Dr Jay, Deputy Chief Security Officer of cybersecurity technology of Mastercard, at the 2020 EmTech Next conference, stated,

“Hackers are opportunistic, and I think the biggest change is the with COVID-19. Hackers have pivoted from sending phishing emails asking bitcoin to “something COVID-19-related or something more personal and pulling on the heartstrings.”

The pandemic and shifting to remote work have changed the adversary’s opportunities. In April 2020, nearly 500,000 Zoom users got affected by a data breach.

2. Adjusting security for the remote workforce

Be that as it may, advanced risk and opportunity are two of a kind. Regardless of the risks, it would be best if you keep your business flowing with the use of advanced implements. You need your people to have the option to work deftly and productively utilising trendiest devices and cloud solutions.
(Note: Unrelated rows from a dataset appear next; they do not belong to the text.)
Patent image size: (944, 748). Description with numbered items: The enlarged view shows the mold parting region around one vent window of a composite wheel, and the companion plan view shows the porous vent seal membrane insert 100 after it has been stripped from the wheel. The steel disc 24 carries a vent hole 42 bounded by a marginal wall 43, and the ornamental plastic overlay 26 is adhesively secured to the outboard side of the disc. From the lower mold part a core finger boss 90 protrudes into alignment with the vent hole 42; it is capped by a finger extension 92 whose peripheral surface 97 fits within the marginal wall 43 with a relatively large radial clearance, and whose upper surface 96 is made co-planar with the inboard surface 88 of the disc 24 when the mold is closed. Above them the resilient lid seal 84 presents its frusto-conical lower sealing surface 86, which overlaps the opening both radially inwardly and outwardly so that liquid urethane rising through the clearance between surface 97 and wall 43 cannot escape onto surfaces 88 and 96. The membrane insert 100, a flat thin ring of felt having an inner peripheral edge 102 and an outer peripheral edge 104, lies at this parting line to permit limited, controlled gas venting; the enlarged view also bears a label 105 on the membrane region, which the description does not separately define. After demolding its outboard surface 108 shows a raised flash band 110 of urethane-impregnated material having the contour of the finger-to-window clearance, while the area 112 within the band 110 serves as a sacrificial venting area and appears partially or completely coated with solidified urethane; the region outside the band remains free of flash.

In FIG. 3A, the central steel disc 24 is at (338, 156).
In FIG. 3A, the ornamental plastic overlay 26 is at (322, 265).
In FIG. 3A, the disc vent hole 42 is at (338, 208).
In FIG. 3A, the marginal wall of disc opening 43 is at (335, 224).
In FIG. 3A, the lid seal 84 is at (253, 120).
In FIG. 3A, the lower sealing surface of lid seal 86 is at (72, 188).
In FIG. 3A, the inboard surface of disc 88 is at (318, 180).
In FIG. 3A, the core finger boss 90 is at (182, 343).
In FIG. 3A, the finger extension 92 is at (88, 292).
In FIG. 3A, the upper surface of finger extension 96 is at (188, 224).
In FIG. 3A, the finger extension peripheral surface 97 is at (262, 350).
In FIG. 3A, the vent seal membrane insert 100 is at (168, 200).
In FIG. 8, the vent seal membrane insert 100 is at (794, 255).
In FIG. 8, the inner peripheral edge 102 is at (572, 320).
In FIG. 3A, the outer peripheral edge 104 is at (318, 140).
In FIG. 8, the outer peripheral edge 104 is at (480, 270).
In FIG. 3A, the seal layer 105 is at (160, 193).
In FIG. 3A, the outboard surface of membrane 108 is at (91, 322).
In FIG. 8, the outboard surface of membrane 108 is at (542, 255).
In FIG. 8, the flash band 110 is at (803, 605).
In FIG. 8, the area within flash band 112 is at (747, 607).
The real risk associated with the transformation is in the use of third parties and shared devices. The chief technical officer of Veeam software, Danny Allen, stated that remote work accelerated multi-factor authentication adaptation.

3. Embracing industry collaboration

Sharing and working on cyber threat practices offer high benefit to the enterprises. Sharing signatures and fintech make the network more prominent, which would continue to assist cyber security resilience.

Cybersecurity, beyond the pandemic, has shifted away from the perimeter-based security activity model where all the industry’s network assets are trusted. Instead of taking up the system centric models, businesses should approach protecting access information adopting zero trust architecture (the network where defaults cannot charge the applications and devices.

Looking forward, experts suggest the companies make their information secure, and strategies at the right place safeguarding their stressful period. If you are unaware of the cyber resilience or looking for suitable cyber threat protector? Let us connect at 1300 138 600 or [email protected]!